Iterative Toom-Cook-2.5 (Toom32) method for unbalanced multiplication

Wed Dec 23 14:33:10 CET 2009

> Why did you chose toom32 as a primitive for very unbalanced operations.
> Which would be more efficient, tom32 or, say, toom42?

A bit more detailed explanation: the idea is to compute the coefficients of 
the product of

a(x) = a_dx^d + a_(d-1)x^(d-1) + ... a_1x + a0
b(x) = b_1x + b0

that is

c(x) = (a_db_1)x^(d+1) + ... + (a_kb0 + a_(k-1)b1)x^k +...+ (a0b0)

where each coefficient multiplication may be a balanced Toom or a basecase, or 
a FFT. With the "basecase" way there would be 2(d+1) multiplications. 
Dividing a(x) in "sections" of degree 2 each, as follows,

a(x) =  a'(x) + (a_(3m-1)x^2 + a_(3m-2)x + a_(3m-3))x^(m-1)+ ... + (a_5x^2 + 
a_4x + a_3)x^3 + (a_2x^2 + a_1x + a0)

where a'(x) is the head part: the corresponding section can have degree less 
than 2. The idea is to iterate Toom-2.5 multiplication of the j-section with 
b:

a_j(x) = (a_(3j+2)x^2 + a_(3j+1)x + a_(3j))x^j
b(x) = b_1x + b0

recomposing the (partial) result with the part computed until now. The 
multiplications numbers (4 for each sections) lowers to 4floor((d+1)/3). With 
toom42 one would have 5floor((d+1)/4), and similarly for higher Toom methods.
> One cost related to very unbalanced multiplication is the assembly of
> the toom-generated pieces.  This could be avoided by making the
> interpolation code understand the situation; it could add instead of
> writ the low n product limbs.  Do you do that?

I do simple additions to assembly.

>   The code contains two version of the functions.
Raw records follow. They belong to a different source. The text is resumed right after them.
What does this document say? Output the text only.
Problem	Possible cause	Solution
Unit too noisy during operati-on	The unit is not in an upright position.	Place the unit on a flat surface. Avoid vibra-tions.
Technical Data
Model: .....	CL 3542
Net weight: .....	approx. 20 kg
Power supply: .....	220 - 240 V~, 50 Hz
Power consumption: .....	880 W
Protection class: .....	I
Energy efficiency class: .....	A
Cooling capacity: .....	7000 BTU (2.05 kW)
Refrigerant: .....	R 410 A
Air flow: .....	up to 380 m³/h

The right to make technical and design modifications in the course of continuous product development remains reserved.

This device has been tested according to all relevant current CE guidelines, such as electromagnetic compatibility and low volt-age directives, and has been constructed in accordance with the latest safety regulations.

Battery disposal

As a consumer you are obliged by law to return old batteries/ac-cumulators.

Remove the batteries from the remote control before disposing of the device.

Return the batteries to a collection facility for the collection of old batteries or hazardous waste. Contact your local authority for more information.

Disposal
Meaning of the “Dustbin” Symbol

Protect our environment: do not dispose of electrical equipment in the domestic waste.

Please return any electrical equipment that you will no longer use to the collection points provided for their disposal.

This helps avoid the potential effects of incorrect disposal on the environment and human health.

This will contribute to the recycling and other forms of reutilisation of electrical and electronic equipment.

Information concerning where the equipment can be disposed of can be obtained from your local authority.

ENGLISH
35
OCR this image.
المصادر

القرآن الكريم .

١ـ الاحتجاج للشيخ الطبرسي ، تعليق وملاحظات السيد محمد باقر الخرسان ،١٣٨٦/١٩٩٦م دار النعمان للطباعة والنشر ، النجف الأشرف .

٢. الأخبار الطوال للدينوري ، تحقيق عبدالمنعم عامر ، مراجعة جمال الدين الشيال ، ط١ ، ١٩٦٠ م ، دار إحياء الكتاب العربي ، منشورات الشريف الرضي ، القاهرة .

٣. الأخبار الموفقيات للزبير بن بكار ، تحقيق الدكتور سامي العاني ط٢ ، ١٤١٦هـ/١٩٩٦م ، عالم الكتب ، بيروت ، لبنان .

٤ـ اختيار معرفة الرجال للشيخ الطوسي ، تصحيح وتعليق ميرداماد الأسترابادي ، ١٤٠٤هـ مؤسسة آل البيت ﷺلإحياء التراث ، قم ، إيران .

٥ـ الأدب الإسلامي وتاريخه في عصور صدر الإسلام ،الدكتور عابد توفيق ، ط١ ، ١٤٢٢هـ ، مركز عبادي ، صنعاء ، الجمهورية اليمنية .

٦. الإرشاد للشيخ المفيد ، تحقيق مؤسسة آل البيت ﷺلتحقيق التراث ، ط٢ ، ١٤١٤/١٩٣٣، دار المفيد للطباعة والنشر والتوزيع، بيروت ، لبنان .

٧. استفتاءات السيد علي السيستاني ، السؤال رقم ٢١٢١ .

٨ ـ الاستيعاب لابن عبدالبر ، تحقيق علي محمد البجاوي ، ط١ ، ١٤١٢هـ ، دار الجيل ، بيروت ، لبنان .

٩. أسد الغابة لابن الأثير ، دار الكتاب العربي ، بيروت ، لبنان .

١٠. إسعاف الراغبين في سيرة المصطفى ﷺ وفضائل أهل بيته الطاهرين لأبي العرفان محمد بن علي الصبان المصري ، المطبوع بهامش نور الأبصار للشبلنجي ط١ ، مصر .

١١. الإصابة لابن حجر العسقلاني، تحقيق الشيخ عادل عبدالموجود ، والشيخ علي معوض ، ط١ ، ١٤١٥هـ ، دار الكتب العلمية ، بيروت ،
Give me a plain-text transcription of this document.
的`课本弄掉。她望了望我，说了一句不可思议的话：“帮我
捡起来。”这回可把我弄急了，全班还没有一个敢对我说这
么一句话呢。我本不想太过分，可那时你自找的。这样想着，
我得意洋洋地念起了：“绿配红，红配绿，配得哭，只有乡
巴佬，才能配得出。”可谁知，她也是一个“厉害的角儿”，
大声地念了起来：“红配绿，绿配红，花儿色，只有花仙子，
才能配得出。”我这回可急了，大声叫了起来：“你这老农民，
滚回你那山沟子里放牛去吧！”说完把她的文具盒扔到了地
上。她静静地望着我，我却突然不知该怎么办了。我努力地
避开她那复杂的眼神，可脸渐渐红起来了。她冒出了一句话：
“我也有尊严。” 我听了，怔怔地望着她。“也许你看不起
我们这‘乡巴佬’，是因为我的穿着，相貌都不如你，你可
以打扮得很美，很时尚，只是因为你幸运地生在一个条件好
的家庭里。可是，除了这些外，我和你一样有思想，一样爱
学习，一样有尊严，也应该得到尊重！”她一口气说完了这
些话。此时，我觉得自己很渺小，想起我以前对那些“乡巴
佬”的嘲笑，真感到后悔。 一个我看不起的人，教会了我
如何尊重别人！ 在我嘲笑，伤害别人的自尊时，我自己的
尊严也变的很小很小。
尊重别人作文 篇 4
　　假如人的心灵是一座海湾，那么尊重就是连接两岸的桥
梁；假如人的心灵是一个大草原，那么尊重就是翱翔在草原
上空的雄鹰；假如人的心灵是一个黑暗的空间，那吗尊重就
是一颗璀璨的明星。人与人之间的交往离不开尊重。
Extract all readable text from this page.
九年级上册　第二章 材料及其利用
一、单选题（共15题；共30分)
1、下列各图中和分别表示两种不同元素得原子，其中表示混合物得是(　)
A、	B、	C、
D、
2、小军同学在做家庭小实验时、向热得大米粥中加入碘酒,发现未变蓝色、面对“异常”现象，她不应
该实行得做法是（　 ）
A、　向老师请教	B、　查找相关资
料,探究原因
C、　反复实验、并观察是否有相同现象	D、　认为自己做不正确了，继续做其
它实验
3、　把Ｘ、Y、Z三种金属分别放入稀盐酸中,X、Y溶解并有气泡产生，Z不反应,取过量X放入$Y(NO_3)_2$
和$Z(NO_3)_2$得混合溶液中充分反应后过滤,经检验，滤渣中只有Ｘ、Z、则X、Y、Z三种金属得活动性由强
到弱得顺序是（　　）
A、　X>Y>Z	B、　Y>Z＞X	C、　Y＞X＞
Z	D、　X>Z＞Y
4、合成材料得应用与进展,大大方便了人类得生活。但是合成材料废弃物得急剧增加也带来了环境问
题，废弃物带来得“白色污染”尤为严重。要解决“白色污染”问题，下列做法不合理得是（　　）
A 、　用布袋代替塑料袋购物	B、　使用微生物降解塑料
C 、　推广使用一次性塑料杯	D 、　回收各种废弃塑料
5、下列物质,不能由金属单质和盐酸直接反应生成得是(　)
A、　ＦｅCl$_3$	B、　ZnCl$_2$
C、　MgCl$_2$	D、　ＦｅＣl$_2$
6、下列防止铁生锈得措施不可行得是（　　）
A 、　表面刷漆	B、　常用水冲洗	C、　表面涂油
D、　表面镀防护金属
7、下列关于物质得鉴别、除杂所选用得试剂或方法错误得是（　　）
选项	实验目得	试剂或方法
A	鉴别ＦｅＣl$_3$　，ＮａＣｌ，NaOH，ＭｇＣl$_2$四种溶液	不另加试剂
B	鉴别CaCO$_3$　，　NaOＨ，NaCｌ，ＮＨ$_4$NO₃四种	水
The first one (1)
>   considers only parity of b evaluation, the second (2) of b and of a's
>   sections. In my experiments, (1) seems to be a bit faster than (2) on
>   my architecture, but I report both versions. Maybe testing on other
>   architectures could give different results. Compile with
>
> I don't understand "of b and of a's sections".

See above. Even Toom-2.5 can be used if b+ = b0 + b1 (and therefore b_ = b0 - 
b1) is even, or a+ = a0+a1+a2 (and therefore a_ = a0-a1+a2) is even. In this 
case the decoupling step can be done in the evaluation phase with two 
additions and a shift of operands with half the length than in the 
interpolation phase

b+ = b0 + b1
b+ = b+ >> 1
b_ = b+ - b1

(or something similar for a). If this is done for b (50 % of cases), it is 
done once and for all, and therefore _all_ shifts in interpolation phases for 
all sections products disappear, and this is a concrete improvement.
If b+ is odd, one can check a+ parity, but this depends on the single section.
Averaging consider the probabilities of all events, the number of shifts is
(3m+2)/4, where m = (d+1)/3.

One can then consider code checking
(A) only b+ parity
(B) both b+ and each a-section parity

In (A), 50% of cases is covered, more in (B). Unfortunately, according to my 
experiments, the difference of (A) and (B) is not quite meaningful, but maybe 
on other architecture the result is different. Viceversa, the gain with 
respect to GMP (in well-defined regions) is meaningful.

Alberto